I’ve always written something to start off the new year. One of the reasons I like the blog format is because now I don’t fucking have to. I could just leave this alone, but fuck it, I might as well write something to welcome in 2017.
Many are glad that 2016 has finally ended, what with all the terrible shit that’s happened this past year. Celebrity deaths all over the goddamn place, from Prince to Princess Leia. The election was a shit show the likes of which politics has never seen before and then it ended in the worst possible outcome. I’m not being facetious when I say that. Literally any other person who was running for President would have been better. Oh, Clinton’s a liar and a crook? Welcome to politics, you ignorant fuck. Oh, Romney’s a religious fucktard? Welcome to Republican politics, dumbass! This shit is par for the course.
Ah, but let me not get off on that tangent too badly. I’ll have four more years to opine the dawning of our Idiocracy (and possibly the twilight of our civilization). Traditionally, one is supposed to talk about New Year’s Resolutions and things they’re looking forward to in the coming year. Well, you know me, I fucking LOVE traditions!
Sadly, I don’t have any Resolutions to share. I never do, because I’m fucking fine with who I am, you weak ass little pussies. OH, no, wait a minute, I DO have one! More sex. I’m not getting enough. So yeah, there’s my Resolution: Have more sex.

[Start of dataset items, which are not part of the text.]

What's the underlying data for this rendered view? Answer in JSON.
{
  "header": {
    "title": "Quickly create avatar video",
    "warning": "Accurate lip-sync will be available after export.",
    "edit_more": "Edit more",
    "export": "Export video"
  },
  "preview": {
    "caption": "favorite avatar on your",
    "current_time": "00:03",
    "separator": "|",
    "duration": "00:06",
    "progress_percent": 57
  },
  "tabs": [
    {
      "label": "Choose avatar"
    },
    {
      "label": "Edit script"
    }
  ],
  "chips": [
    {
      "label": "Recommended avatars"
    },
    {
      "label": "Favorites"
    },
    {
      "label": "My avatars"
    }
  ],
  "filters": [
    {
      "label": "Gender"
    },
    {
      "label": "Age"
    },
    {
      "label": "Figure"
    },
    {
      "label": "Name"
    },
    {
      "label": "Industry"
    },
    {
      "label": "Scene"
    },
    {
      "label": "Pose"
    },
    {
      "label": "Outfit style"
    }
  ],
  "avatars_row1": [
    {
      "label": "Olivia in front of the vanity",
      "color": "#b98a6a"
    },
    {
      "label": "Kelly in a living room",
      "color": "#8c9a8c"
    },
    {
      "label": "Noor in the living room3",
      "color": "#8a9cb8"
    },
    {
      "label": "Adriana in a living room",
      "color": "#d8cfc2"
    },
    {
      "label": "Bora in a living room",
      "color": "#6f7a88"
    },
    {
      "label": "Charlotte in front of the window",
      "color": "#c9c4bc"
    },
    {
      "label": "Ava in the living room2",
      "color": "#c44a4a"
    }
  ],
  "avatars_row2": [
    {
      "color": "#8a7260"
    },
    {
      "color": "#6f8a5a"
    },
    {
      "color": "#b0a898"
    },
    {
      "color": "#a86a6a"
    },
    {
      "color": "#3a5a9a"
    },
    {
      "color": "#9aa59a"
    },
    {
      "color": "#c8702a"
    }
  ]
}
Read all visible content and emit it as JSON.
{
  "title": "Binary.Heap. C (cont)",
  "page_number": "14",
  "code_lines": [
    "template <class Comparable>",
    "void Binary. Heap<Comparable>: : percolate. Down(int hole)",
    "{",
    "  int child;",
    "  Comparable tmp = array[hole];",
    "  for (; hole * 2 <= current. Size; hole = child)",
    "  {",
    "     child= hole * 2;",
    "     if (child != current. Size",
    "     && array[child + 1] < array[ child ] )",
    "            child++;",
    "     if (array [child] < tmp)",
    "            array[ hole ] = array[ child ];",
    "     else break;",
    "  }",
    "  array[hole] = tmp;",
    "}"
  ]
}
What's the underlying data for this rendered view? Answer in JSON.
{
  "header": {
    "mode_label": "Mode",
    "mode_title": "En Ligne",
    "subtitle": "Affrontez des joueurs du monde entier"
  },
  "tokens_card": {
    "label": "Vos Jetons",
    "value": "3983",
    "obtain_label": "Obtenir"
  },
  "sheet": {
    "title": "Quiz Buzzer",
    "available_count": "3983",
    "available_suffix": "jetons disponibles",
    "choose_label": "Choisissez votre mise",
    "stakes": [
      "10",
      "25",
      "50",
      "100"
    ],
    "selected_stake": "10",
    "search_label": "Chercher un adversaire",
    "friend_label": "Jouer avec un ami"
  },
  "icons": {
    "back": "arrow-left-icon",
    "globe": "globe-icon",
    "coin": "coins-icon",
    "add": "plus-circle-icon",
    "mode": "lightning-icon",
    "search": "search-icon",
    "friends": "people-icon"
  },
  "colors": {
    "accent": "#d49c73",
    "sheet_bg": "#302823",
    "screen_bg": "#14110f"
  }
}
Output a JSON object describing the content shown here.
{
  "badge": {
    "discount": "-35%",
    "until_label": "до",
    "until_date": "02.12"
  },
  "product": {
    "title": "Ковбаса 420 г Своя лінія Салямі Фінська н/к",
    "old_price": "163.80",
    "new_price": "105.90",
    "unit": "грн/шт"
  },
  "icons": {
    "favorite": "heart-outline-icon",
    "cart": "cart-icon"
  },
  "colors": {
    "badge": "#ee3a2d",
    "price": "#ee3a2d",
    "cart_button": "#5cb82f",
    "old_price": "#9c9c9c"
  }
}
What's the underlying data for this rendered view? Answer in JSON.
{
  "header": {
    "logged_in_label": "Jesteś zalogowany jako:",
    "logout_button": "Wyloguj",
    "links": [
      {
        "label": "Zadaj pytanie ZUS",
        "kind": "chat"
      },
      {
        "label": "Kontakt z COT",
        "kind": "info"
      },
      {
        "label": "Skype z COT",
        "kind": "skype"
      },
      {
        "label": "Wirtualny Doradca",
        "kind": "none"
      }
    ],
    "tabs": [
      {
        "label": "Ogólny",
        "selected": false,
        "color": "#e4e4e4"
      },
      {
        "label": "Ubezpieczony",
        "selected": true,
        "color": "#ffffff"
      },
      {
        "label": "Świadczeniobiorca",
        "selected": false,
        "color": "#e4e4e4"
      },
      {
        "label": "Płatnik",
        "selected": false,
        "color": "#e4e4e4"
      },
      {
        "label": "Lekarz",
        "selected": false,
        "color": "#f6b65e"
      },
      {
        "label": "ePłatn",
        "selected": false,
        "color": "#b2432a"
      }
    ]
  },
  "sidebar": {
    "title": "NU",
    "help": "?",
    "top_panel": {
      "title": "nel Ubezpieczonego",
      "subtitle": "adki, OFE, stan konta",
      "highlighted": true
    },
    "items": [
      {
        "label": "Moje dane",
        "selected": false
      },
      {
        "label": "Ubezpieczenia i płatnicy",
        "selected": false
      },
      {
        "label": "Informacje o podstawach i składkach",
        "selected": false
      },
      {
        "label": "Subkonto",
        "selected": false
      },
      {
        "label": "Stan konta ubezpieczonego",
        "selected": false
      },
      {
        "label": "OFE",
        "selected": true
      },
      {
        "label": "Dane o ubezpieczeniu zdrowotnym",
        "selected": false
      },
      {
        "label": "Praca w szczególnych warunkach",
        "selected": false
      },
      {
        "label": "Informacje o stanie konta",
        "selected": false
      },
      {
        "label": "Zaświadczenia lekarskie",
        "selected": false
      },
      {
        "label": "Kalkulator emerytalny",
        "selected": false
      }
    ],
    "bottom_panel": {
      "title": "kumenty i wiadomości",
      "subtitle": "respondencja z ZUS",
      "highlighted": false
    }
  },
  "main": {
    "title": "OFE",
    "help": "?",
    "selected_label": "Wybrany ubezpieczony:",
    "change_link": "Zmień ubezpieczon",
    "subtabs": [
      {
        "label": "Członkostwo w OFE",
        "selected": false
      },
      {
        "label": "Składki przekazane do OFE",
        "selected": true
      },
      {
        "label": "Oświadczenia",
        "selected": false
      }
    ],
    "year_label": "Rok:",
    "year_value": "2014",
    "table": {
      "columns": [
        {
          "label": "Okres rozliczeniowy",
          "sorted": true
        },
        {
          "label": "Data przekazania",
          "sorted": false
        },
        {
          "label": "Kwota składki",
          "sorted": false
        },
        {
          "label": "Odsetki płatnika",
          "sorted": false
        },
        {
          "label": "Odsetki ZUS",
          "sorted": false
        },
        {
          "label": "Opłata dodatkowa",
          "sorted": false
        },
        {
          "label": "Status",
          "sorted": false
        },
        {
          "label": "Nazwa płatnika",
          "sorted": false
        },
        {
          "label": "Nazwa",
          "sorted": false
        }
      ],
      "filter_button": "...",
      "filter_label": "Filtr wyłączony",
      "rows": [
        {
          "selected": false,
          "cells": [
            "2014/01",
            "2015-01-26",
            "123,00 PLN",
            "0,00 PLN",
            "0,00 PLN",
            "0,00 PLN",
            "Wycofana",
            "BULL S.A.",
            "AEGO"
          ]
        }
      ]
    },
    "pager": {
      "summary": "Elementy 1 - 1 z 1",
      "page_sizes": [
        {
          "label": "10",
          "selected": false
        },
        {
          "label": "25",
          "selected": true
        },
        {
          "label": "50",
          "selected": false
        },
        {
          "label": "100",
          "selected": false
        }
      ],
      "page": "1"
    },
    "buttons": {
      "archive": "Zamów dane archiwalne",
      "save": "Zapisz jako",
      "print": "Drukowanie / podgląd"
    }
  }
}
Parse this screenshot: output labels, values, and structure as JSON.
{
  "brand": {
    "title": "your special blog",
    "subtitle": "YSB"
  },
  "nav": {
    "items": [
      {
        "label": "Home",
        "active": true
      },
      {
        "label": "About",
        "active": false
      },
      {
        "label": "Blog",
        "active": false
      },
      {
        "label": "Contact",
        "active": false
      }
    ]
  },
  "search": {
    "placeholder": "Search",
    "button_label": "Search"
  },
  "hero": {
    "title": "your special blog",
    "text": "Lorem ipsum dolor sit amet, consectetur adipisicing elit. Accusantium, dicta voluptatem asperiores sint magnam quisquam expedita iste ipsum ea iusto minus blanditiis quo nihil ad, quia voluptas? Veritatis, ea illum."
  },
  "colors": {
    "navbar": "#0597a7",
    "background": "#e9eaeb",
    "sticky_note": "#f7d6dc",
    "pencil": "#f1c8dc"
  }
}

Now on to the things I’m looking forward to….
Um….
Ok, well, my 16th wedding anniversary is coming up soon, so that’s cool. Valentine’s Day is always a busy time at my job, so that’s a lot of fun. Hopefully the world won’t end before September, so I’ll get to see my kid turn 7, that’ll be awesome. Oh fuck, and I just realized what age I’LL be turning right before he turns 7… shit. No, it’s not fucking FORTY yet, you motherfuckers. It’s 39…. shut up HEY, I just thought of a good thing about Trump being President! There’s a good chance I’ll die before I hit 40! FUCK YEAH, ‘MURICA! TRUUUUMMMP!
Oh god, I just threw up in my mouth a little after doing that. Moving on….
Or, well, no, nevermind. Nothing else I can think of, really.
I’m sorry guys, but there’s no positivity to be found here. If you’re happy to see 2016 die, just wait. 2017 promises to be even worse. You’ll be begging for 2016 to come back and gently penetrate you with no lube.
*sigh*…. I can’t just leave it like that. I guess there’s is a hopeful message I can deliver on this New Year’s Day and here it is: IF we make it, WE win. The reason the anti-intellectuals and fucking retards of the planet are making a comeback is because common sense and reason has actually been gaining ground! It’s happened slowly, but it’s happened. Republicans had pretty much given up on gay marriage and on fighting gay rights as a whole. They were reduced to small quibbles over fucking gay wedding cakes and trangender bathrooms. We, the good intelligent people of the country, had them beaten back into a corner. This? This shit right here? This is their last dying effort to fight back. If we can emerge victorious, we will have fucking WON. The fight is on, motherfuckers; welcome to twenty-goddamn-seventeen!